Die Minimalforderung der Besetzer_innen nach eindeutiger
Positionierung und konkreter Handlung der Grünen, um jene noch übrig
gebliebene Versammlungsfreiheit zu schützen und die Protestierenden
wirklich zu unterstützen, wurde lediglich mit einer Räumung der
Besetzer_innen und darauf folgenden Strafanzeigen beantwortet.
Anfang November brachen die Geflüchteten ihren Protest in Düsseldorf
ab und riefen zu einer Teilnahme am Protestmarsch von Würzburg nach
Berlin auf.
Damit begann eine neue Etappe ihres Widerstandes.

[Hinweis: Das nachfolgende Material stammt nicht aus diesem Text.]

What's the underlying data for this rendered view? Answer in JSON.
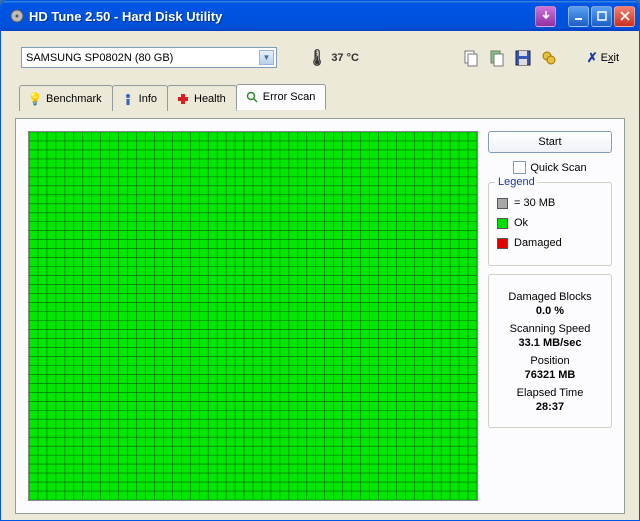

Nach 28 Tagen und fast 600 Kilometern Fußmarsch kamen sie in Berlin
an. Dort wurden sie bei einer Demonstration von mehr als sechs Tausend
Menschen begrüßt. Wenig später besetzten einige Geflüchtete die
nigerianische Botschaft, um auf die Kollaboration des Landes mit der
BRD hinsichtlich der Abschiebung Asylsuchender hinzuweisen. Nachdem
diese Besetzung mit massivster Polizeigewalt beendet wurde, kam es zu
einer Spontandemonstration.
Trotz der Repressalien durch die Staatsgewalt, wurde ein Protestzelt
direkt vor dem Brandenburger Tor aufgebaut. Die Streikenden wollen so
verhindern, dass der Protest von der Politik, die hoffte, die
winterliche Witterung würde das Campen bald unmöglich machen, einfach
ignoriert wird,
Die Behörden reagierten mit Härte. Polizist_innen verhinderten erneut
wochenlang den Aufbau von Zelten, die Verwendung von Isomatten und
Schlafsäcken, leuchteten abends und in der Nacht mit Taschenlampen die
Hungerstreikenden an und hinderten sie regelmäßig daran, sich zum
Schlafen niederzulassen. Und pünktlich zum Wintereinbruch entfernte
die Polizei unter einem Großaufgebot nun einen Kältebus, den einzigen
Schutz vor Kälte, Regen/Schnee und Wind. Als sich einige gegen die
Schikanen wehrten, kam es zu Festnahmen. Außerdem wurden sie daran
gehindert an der Eröffnung des Mahnmals für die im Nationalsozialismus
ermordeten Roma und Sinti wenige hundert Meter entfernt teilzunehmen.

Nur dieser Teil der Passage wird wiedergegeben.